A Look at Bright Side Of the US Economy

THE United States economy is stronger than Democratic presidential nominee Bill Clinton, or his acolytes in the fourth estate, would have you believe.

News organizations reported that "government figures showed ... American business and industry lost 167,000 jobs in August." That was false. Business and industry added 99,000 jobs last month - 85,000 in manufacturing, 25,000 in services, partly offset by small drops in mining and construction. Labor Department statisticians judged these increases to be less than normal. Therefore, the department said that on a seasonally adjusted basis, private jobs dropped 167,000. Businesses did not "lose jobs;" they hired fewer people than usual.

The August jobs report was clearly weak, despite the rise in jobs and a small drop in the unemployment rate. The main measures of employment - civilian workers, adult workers, full-time workers and payroll jobs - all posted modest seasonally adjusted declines last month. However, even with the August drop, the number of nonfarm workers rose 1.3 million in the past year. In 1993, nonfarm employment should go up another 2.4 million. Teenage jobs may continue to go down because of side effects from the shar p increase in the minimum wage in 1989 and 1990.

Reporting of economic news is a complex affair. To track the daily activity of more than 250 million individuals in the world's richest economy requires abstract measurements often far removed from the realities of daily life. As was the case with last month's job report, the alchemy of seasonal adjustment routinely transforms ups into downs and vice versa. Opportunities for bias and distortion are endless. A slanted story is hard to detect. By sending a garbled message, news people have helped ensure in appropriate policy responses. The Labor Department regularly publishes alternative statistics for nonfarm employment. The government bases one measure on the Census Bureau's monthly sampling of US households. This survey tabulates the number of workers, and is the source of the figures the Labor department uses to calculate the unemployment rate.

The Bureau of Labor Statistics also surveys more than 300,000 business establishments each month. The latter survey counts the number of jobs, as opposed to the number of workers.

The household survey was weaker than the establishment survey going into the recession and stronger coming out. This is a normal recession-recovery pattern. In the year ended August 1992, the number of nonfarm workers rose 1.3 million on the basis of the household survey. Nonfarm jobs went up 250,000 on the establishment definition. It does not take much imagination to figure which number was fit to print.
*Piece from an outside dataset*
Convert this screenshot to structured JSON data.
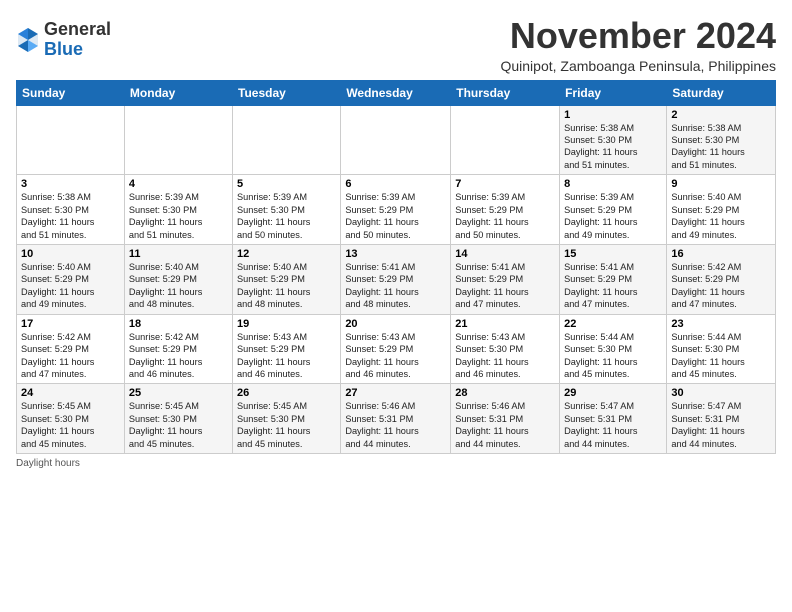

Media mavens say that America is not creating enough jobs. In a short-run sense, that is true. In the last two years, the number of adult Americans who say they looked for a job but could not find one rose by 2.5 million. By any definition, the pace of recovery from the 1990-91 recession has been disappointing.

In historical context, however, the US job market is robust. A record 112 million adult Americans are now working. Adult employment was 63 percent of the adult population last month. That was below the high of over 64 percent in the spring of 1990, but it was above any other period prior to mid-1987. It was far above the peak of 61.4 percent during the Carter Administration.

Slow as the recovery has been, the basic problem in America is not the number of jobs but rather how much US workers produce. For the last 20 years, US productivity (output per worker) has gone up at a rate of less than 0.5 percent, down sharply from the 1.7 percent growth trend over the prior 80 years. This is why real income has been stagnant in recent years. It explains why Americans are worried about a decline in living standards.

The cause of the slowdown is easy to find. A drop in profitability of US firms has cut the incentive for business investment. Substandard levels of investment have deprived US workers of tools they need to maintain their productivity and living standards. Stagnation will continue until disincentives to investment are eliminated. Investment is the key to growth.